Members asked for more detail on inspection mechanics. Presenters explained that ANR would lead on point‑source production areas and permitting decisions while AAFM would continue work on non‑point field practices and technical assistance; the third‑party consultant and joint inspections aim to standardize what inspectors look for (examples cited included barnyard containment, freeboard monitoring in manure storage, vegetative treatment areas and engineered retention systems).

Richard Nelson urged practical focus and cooperation: “Working together, we can forge ahead and do great things for agriculture and for the environment,” he said.

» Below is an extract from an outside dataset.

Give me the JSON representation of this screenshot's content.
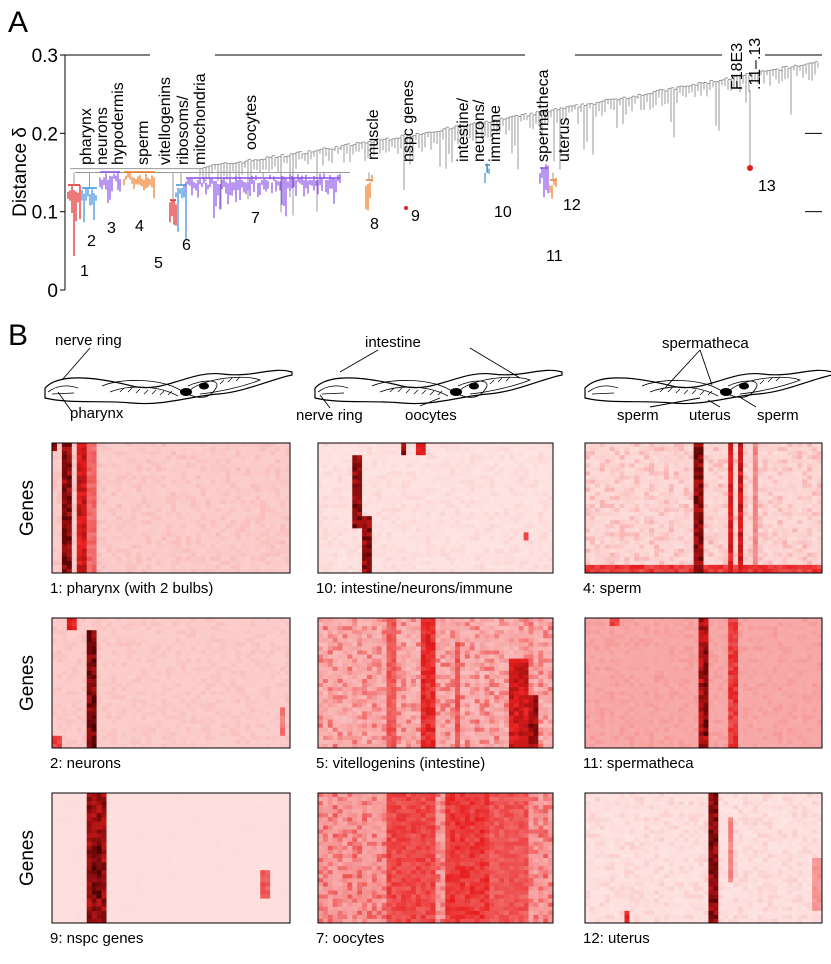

Several committee members raised balance and quorum concerns because the proposed statutory panel includes five farmer seats but only three environmental seats; presenters said co‑chairs and a consent‑driven approach were intended to keep agendas balanced. Members also discussed whether stakeholder members should be compensated for travel time; presenters said stakeholders had not requested stipends and that meetings have been a mix of in‑person and hybrid formats.

The committee did not take a formal vote; members asked staff to refine statutory language, identify funding options for the consultant, and return with final language and timing details. The hearing recessed with committee members noting they will continue conversations and that budget and permit deadlines may require parallel legislative steps to secure appropriations and adjust statutory target dates.